# Irish Nationwide members - Bloomberg News



## alankatz (8 Oct 2010)

Hello: 

I am an reporter for Bloomberg News / Bloomberg BusinessWeek and I am working on a story looking again at Ireland's financial troubles and rise and fall of the banking system, this time through the arc of Michael Fingleton's career at Irish Nationwide. 

I am coming back to this story because of the huge increase in funds the government said on Sept. 30 it would now have to set aside to prop up the Irish banking system, including a doubling to 5.4 billion euros of the capital needed by Irish Nationwide.

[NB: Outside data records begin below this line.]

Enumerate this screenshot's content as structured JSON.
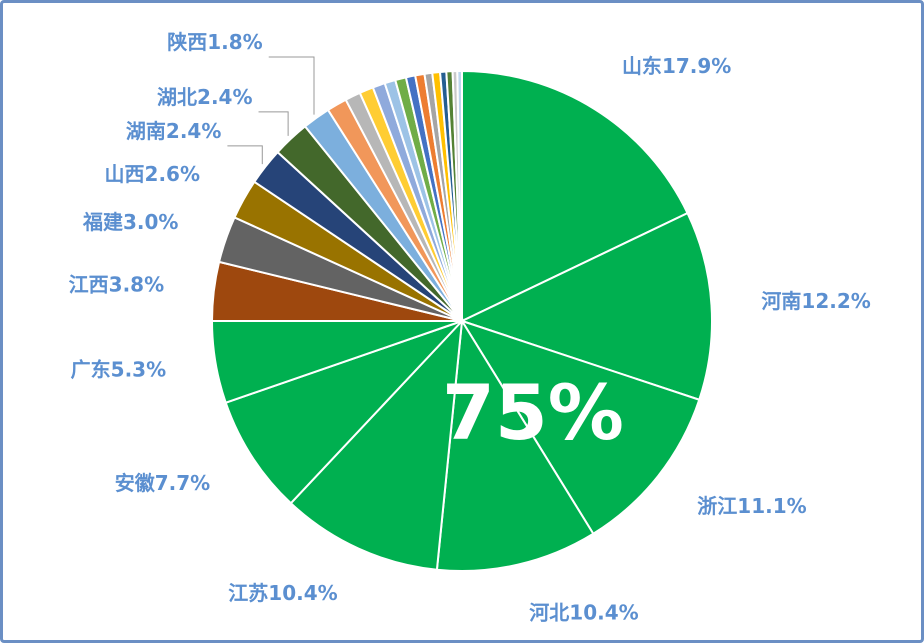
{
  "chart_data": {
    "type": "pie",
    "annotation": "75%",
    "categories": [
      "山东",
      "河南",
      "浙江",
      "河北",
      "江苏",
      "安徽",
      "广东",
      "江西",
      "福建",
      "山西",
      "湖南",
      "湖北",
      "陕西",
      null,
      null,
      null,
      null,
      null,
      null,
      null,
      null,
      null,
      null,
      null,
      null,
      null,
      null
    ],
    "values": [
      17.9,
      12.2,
      11.1,
      10.4,
      10.4,
      7.7,
      5.3,
      3.8,
      3.0,
      2.6,
      2.4,
      2.4,
      1.8,
      1.3,
      1.0,
      0.9,
      0.8,
      0.7,
      0.7,
      0.6,
      0.6,
      0.5,
      0.5,
      0.4,
      0.4,
      0.3,
      0.3
    ],
    "value_labels": [
      "17.9%",
      "12.2%",
      "11.1%",
      "10.4%",
      "10.4%",
      "7.7%",
      "5.3%",
      "3.8%",
      "3.0%",
      "2.6%",
      "2.4%",
      "2.4%",
      "1.8%",
      null,
      null,
      null,
      null,
      null,
      null,
      null,
      null,
      null,
      null,
      null,
      null,
      null,
      null
    ],
    "colors": [
      "#00b050",
      "#00b050",
      "#00b050",
      "#00b050",
      "#00b050",
      "#00b050",
      "#00b050",
      "#9e480e",
      "#636363",
      "#997300",
      "#264478",
      "#43682b",
      "#7cafdd",
      "#f1975a",
      "#b7b7b7",
      "#ffcd33",
      "#8faadc",
      "#9dc3e6",
      "#70ad47",
      "#4472c4",
      "#ed7d31",
      "#a5a5a5",
      "#ffc000",
      "#255e91",
      "#548235",
      "#c9c9c9",
      "#bdd7ee"
    ]
  }
}
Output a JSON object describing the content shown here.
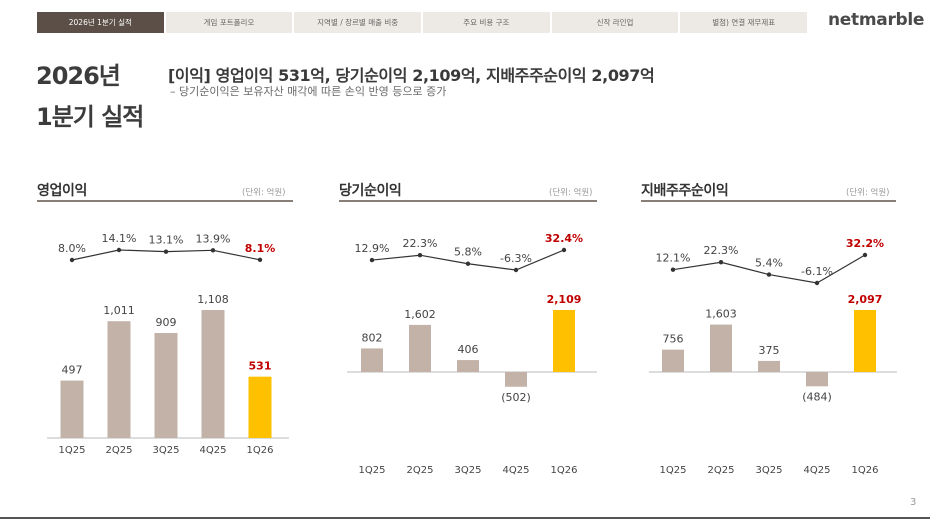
{
  "nav": {
    "tabs": [
      {
        "label": "2026년 1분기 실적",
        "active": true
      },
      {
        "label": "게임 포트폴리오",
        "active": false
      },
      {
        "label": "지역별 / 장르별 매출 비중",
        "active": false
      },
      {
        "label": "주요 비용 구조",
        "active": false
      },
      {
        "label": "신작 라인업",
        "active": false
      },
      {
        "label": "별첨) 연결 재무제표",
        "active": false
      }
    ]
  },
  "brand": {
    "logo": "netmarble"
  },
  "page": {
    "title_line1": "2026년",
    "title_line2": "1분기 실적",
    "headline": "[이익] 영업이익 531억,  당기순이익 2,109억, 지배주주순이익 2,097억",
    "subline": "– 당기순이익은 보유자산 매각에 따른 손익 반영 등으로 증가",
    "page_number": "3"
  },
  "colors": {
    "bar": "#c2b2a7",
    "highlight_bar": "#ffc000",
    "highlight_text": "#c00000",
    "line": "#333333",
    "axis": "#bbbbbb"
  },
  "chart_data": [
    {
      "type": "bar",
      "title": "영업이익",
      "unit": "(단위: 억원)",
      "categories": [
        "1Q25",
        "2Q25",
        "3Q25",
        "4Q25",
        "1Q26"
      ],
      "values": [
        497,
        1011,
        909,
        1108,
        531
      ],
      "value_labels": [
        "497",
        "1,011",
        "909",
        "1,108",
        "531"
      ],
      "highlight_index": 4,
      "ylim": [
        0,
        1450
      ],
      "margin_series": {
        "type": "line",
        "values": [
          8.0,
          14.1,
          13.1,
          13.9,
          8.1
        ],
        "labels": [
          "8.0%",
          "14.1%",
          "13.1%",
          "13.9%",
          "8.1%"
        ],
        "ylim": [
          0,
          20
        ]
      }
    },
    {
      "type": "bar",
      "title": "당기순이익",
      "unit": "(단위: 억원)",
      "categories": [
        "1Q25",
        "2Q25",
        "3Q25",
        "4Q25",
        "1Q26"
      ],
      "values": [
        802,
        1602,
        406,
        -502,
        2109
      ],
      "value_labels": [
        "802",
        "1,602",
        "406",
        "(502)",
        "2,109"
      ],
      "highlight_index": 4,
      "ylim": [
        -900,
        2400
      ],
      "margin_series": {
        "type": "line",
        "values": [
          12.9,
          22.3,
          5.8,
          -6.3,
          32.4
        ],
        "labels": [
          "12.9%",
          "22.3%",
          "5.8%",
          "-6.3%",
          "32.4%"
        ],
        "ylim": [
          -40,
          60
        ]
      }
    },
    {
      "type": "bar",
      "title": "지배주주순이익",
      "unit": "(단위: 억원)",
      "categories": [
        "1Q25",
        "2Q25",
        "3Q25",
        "4Q25",
        "1Q26"
      ],
      "values": [
        756,
        1603,
        375,
        -484,
        2097
      ],
      "value_labels": [
        "756",
        "1,603",
        "375",
        "(484)",
        "2,097"
      ],
      "highlight_index": 4,
      "ylim": [
        -900,
        2400
      ],
      "margin_series": {
        "type": "line",
        "values": [
          12.1,
          22.3,
          5.4,
          -6.1,
          32.2
        ],
        "labels": [
          "12.1%",
          "22.3%",
          "5.4%",
          "-6.1%",
          "32.2%"
        ],
        "ylim": [
          -40,
          60
        ]
      }
    }
  ]
}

Although he is famous/infamous in Ireland, Fingleton is little known outside of it and it seems to me (as an outsider) that the extent to which he transformed a sleepy little building society into a rapidly expanding commercial lender best mirrors Ireland's economic gains in the 90s and then shift into property speculation this past decade, ending of course with the crash you are now living through.

I would very much like to speak with members or former members of Irish Nationwide, particularly people who have met with Michael Fingleton in order to be able to present an accurate profile of what he is really like, the way he dealt with members (buth supporters and peopel who may have opposed him) and the way in which Irish Nationwide was run.

Please e-mail me at akatz5@bloomberg.net if you were a member or knew Michael Fingleton in some other way and would be willing to tell your story.

Thank you very much and best regards,
Alan Katz
Bloomberg News
tel: +331.5365.5007


----------



## Sunny (8 Oct 2010)

Brendan, I think you are the man for this.


----------



## csirl (8 Oct 2010)

You should talk to Senator Shane Ross - writes a column for the Sunday Independent newspaper. He's done a lot of backround research into Nationwide and knows most of the characters involved.


----------



## alankatz (8 Oct 2010)

I read Ross's book "The bankers". didn't realize he was a politician. Will try him, thanks (still also looking for members/former members too!)


----------